Worse, deforestation had stripped off the “mantle
of the poor,” the surrounding forests where the
less fortunate could always scrounge for
something (including medicinal plants) to keep
them alive. Apparently, threat of the great unfed
(and unwashed) kept Tudor regimes more jittery
than the threat of Catholic invasions from Spain.
And that’s even after the Black Death (1347-51)
had obligingly culled the herd by some 25
million, Europe-wide. (Think SARS, bird flu or
anticipated pandemic of choice.)

Fagan’s book can be seen as a contribution to
what has become known as Big History,
demonstrating that there are more important
engines of the past than the usual run of dubious
characters we’re invited to admire in our history
books.

But The Great Warming is intended primarily as a
warning. Drought caused by climate change is
already upon us, as in the 2006 droughts in
Kenya, Somalia, Ethiopia and Eritrea, which put
some 11 million people at risk of starvation.
During the 1990s, drought increased around the
world by 25 per cent, and it’s slated to rise to
50 per cent at current rates of greenhouse gas
emissions. You can read all the grim statistics
in a chapter called (appropriately) “The Silent
Elephant.”

Taking the warning to heart, I can’t help
questioning the wisdom of building all those
condos while allowing the family farm to
disappear. In view of The Great Warming, it seems
a little stupid to let urban densities mushroom
while wiping out the nearest food source.

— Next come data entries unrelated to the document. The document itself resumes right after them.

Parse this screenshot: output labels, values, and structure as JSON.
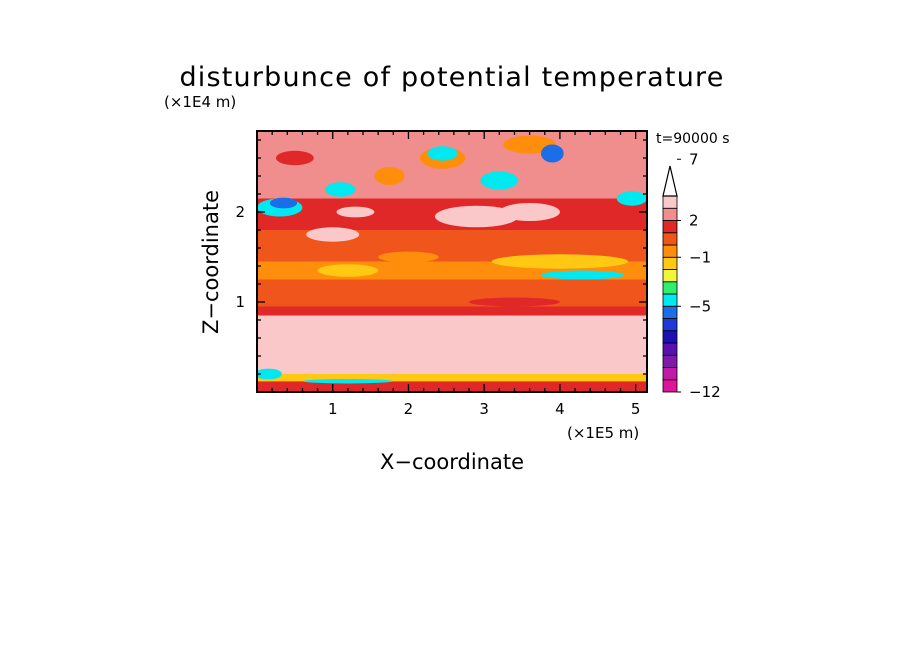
{
  "chart_data": {
    "type": "heatmap",
    "title": "disturbunce of potential temperature",
    "time_label": "t=90000 s",
    "xlabel": "X−coordinate",
    "ylabel": "Z−coordinate",
    "x_unit": "(×1E5 m)",
    "y_unit": "(×1E4 m)",
    "xlim": [
      0,
      5.15
    ],
    "ylim": [
      0,
      2.9
    ],
    "x_ticks": [
      1,
      2,
      3,
      4,
      5
    ],
    "y_ticks": [
      1,
      2
    ],
    "colorbar": {
      "levels_min": -12,
      "levels_max": 13,
      "tick_values": [
        7,
        2,
        -1,
        -5,
        -12
      ],
      "tick_labels": [
        "7",
        "2",
        "−1",
        "−5",
        "−12"
      ],
      "extend": "max",
      "colors": [
        "#e0149a",
        "#c11aa6",
        "#7f1aa8",
        "#5a10b0",
        "#1d0fb8",
        "#1f38d8",
        "#1b6de8",
        "#00e8f0",
        "#2ef06a",
        "#f2f53a",
        "#ffc812",
        "#ff8e0c",
        "#f0561c",
        "#e02828",
        "#f08e8e",
        "#fac8c8"
      ]
    },
    "bands": [
      {
        "z0": 0.0,
        "z1": 0.12,
        "value": 1
      },
      {
        "z0": 0.12,
        "z1": 0.2,
        "value": -2
      },
      {
        "z0": 0.2,
        "z1": 0.85,
        "value": 3
      },
      {
        "z0": 0.85,
        "z1": 0.95,
        "value": 1
      },
      {
        "z0": 0.95,
        "z1": 1.25,
        "value": 0
      },
      {
        "z0": 1.25,
        "z1": 1.45,
        "value": -1
      },
      {
        "z0": 1.45,
        "z1": 1.8,
        "value": 0
      },
      {
        "z0": 1.8,
        "z1": 2.15,
        "value": 1
      },
      {
        "z0": 2.15,
        "z1": 2.9,
        "value": 2
      }
    ],
    "features": [
      {
        "x": 0.8,
        "z": 0.55,
        "rx": 0.7,
        "rz": 0.1,
        "value": 4
      },
      {
        "x": 1.8,
        "z": 0.5,
        "rx": 0.45,
        "rz": 0.08,
        "value": 4
      },
      {
        "x": 3.4,
        "z": 0.45,
        "rx": 0.5,
        "rz": 0.1,
        "value": 4
      },
      {
        "x": 4.5,
        "z": 0.55,
        "rx": 0.5,
        "rz": 0.12,
        "value": 4
      },
      {
        "x": 0.15,
        "z": 0.2,
        "rx": 0.18,
        "rz": 0.06,
        "value": -5
      },
      {
        "x": 1.2,
        "z": 0.12,
        "rx": 0.6,
        "rz": 0.025,
        "value": -5
      },
      {
        "x": 3.4,
        "z": 1.0,
        "rx": 0.6,
        "rz": 0.05,
        "value": 1
      },
      {
        "x": 4.3,
        "z": 1.3,
        "rx": 0.55,
        "rz": 0.05,
        "value": -5
      },
      {
        "x": 1.2,
        "z": 1.35,
        "rx": 0.4,
        "rz": 0.07,
        "value": -2
      },
      {
        "x": 4.0,
        "z": 1.45,
        "rx": 0.9,
        "rz": 0.08,
        "value": -2
      },
      {
        "x": 0.3,
        "z": 2.05,
        "rx": 0.3,
        "rz": 0.1,
        "value": -5
      },
      {
        "x": 0.35,
        "z": 2.1,
        "rx": 0.18,
        "rz": 0.06,
        "value": -6
      },
      {
        "x": 1.0,
        "z": 1.75,
        "rx": 0.35,
        "rz": 0.08,
        "value": 4
      },
      {
        "x": 1.1,
        "z": 2.25,
        "rx": 0.2,
        "rz": 0.08,
        "value": -5
      },
      {
        "x": 1.3,
        "z": 2.0,
        "rx": 0.25,
        "rz": 0.06,
        "value": 3
      },
      {
        "x": 2.9,
        "z": 1.95,
        "rx": 0.55,
        "rz": 0.12,
        "value": 4
      },
      {
        "x": 3.6,
        "z": 2.0,
        "rx": 0.4,
        "rz": 0.1,
        "value": 5
      },
      {
        "x": 3.2,
        "z": 2.35,
        "rx": 0.25,
        "rz": 0.1,
        "value": -5
      },
      {
        "x": 2.45,
        "z": 2.6,
        "rx": 0.3,
        "rz": 0.12,
        "value": -1
      },
      {
        "x": 2.45,
        "z": 2.65,
        "rx": 0.2,
        "rz": 0.08,
        "value": -5
      },
      {
        "x": 3.6,
        "z": 2.75,
        "rx": 0.35,
        "rz": 0.1,
        "value": -1
      },
      {
        "x": 3.9,
        "z": 2.65,
        "rx": 0.15,
        "rz": 0.1,
        "value": -6
      },
      {
        "x": 1.75,
        "z": 2.4,
        "rx": 0.2,
        "rz": 0.1,
        "value": -1
      },
      {
        "x": 0.5,
        "z": 2.6,
        "rx": 0.25,
        "rz": 0.08,
        "value": 1
      },
      {
        "x": 4.95,
        "z": 2.15,
        "rx": 0.2,
        "rz": 0.08,
        "value": -5
      },
      {
        "x": 0.5,
        "z": 1.3,
        "rx": 0.3,
        "rz": 0.05,
        "value": -1
      },
      {
        "x": 2.0,
        "z": 1.5,
        "rx": 0.4,
        "rz": 0.06,
        "value": -1
      }
    ]
  }
}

And even if – as I’ve heard – we in Ontario might
not do too badly with global warming, it’s worth
remembering that we (along with the rest of
Canada) have all the water. Considering that the
great Ogallala aquifer – a huge underground
reservoir supplying eight states, from Nebraska
to Texas – is being depleted at the rate of 42
billion gallons a year, I guess we can look
forward to someday fighting over water holes
again. Water, you know, is a helluva lot more
important than oil. Dead men don’t drive cars.

Hans Werner is a frequent contributor to these pages.